The leaks and rumors industry built around Apple can be a dangerous one. Simon Lancaster, former materials lead at Apple, has been accused of accessing data outside of his job’s scope then selling it to a media outlet.
The lawsuit, first reported by Apple Insider, claims that Sam Lancaster began talks with his media correspondent in November 2018, and over the next year the two continued communication over calls, text messages, and email. He exchanged information relating to “unreleased Apple hardware products, unannounced feature changes to existing hardware products, and future product announcements” to gain positive coverage for a startup he joined after leaving Apple in November 2019.

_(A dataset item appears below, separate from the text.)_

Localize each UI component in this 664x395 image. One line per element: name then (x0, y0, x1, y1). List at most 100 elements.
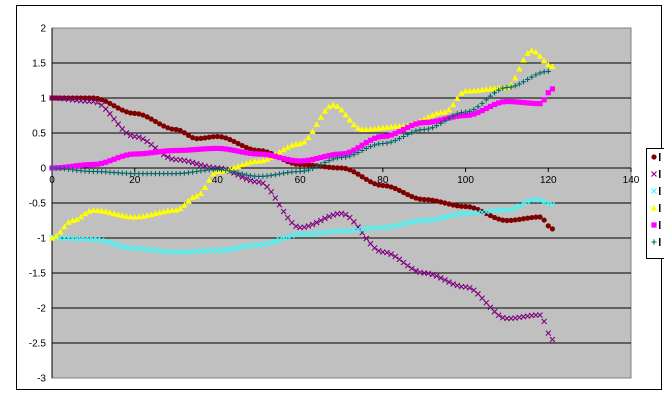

Apple claims that the media venue published the stolen trade secrets in assorted articles, citing a “source” at Apple. The suit also alleges that Lancaster traded the information for benefits, including positive coverage of his new company.
After his departure from Apple, his role with the correspondent deepened according to the accusation. Apple investigated the Apple-issued devices used by Lancaster to determine his continued connection with the correspondent, and discovered that he took specific steps to obtain additional Apple trade secrets.
Lancaster had sent the correspondent specific details upon request, sometimes using Apple-issued devices and other times in person. The trade secrets divulged included product plans for unannounced devices and updates to existing lines.
After Lancaster left Apple, he joined a materials research and development company called Arris. He described his departure as “needing to scratch a startup itch” in his LinkedIn page.
Apple says Arris is an Apple vendor and which enabled Lancaster to continue to siphon trade secrets.
On Lancaster’s last day at Apple, he downloaded a “substantial number” of confidential Apple documents from Apple’s corporate network onto his personal computer that would benefit him at Arris.
Apple says its internal investigation revealed that Lancaster used company-issued devices on multiple occasions to send confidential information that his correspondent had requested, choosing sometimes to meet in person. He also attended a meeting on ‘Project X’ despite being instructed otherwise and spent his last day at the company downloading a “substantial number” of secret Apple documents to help him at his new place of work, Arris Composites.
Lancaster’s communication with his unnamed media contact deepened following his resignation, according to Apple, while the correspondent published the stolen trade secrets in articles, citing a “source” at Apple. The lawsuit notes it’s “likely” that the stolen information is being misused by the former employee to this day.
Apple has demanded a jury trial and accused Lancaster of multiple violations, including the Defense of Trade Secret Act and breach of a written contract.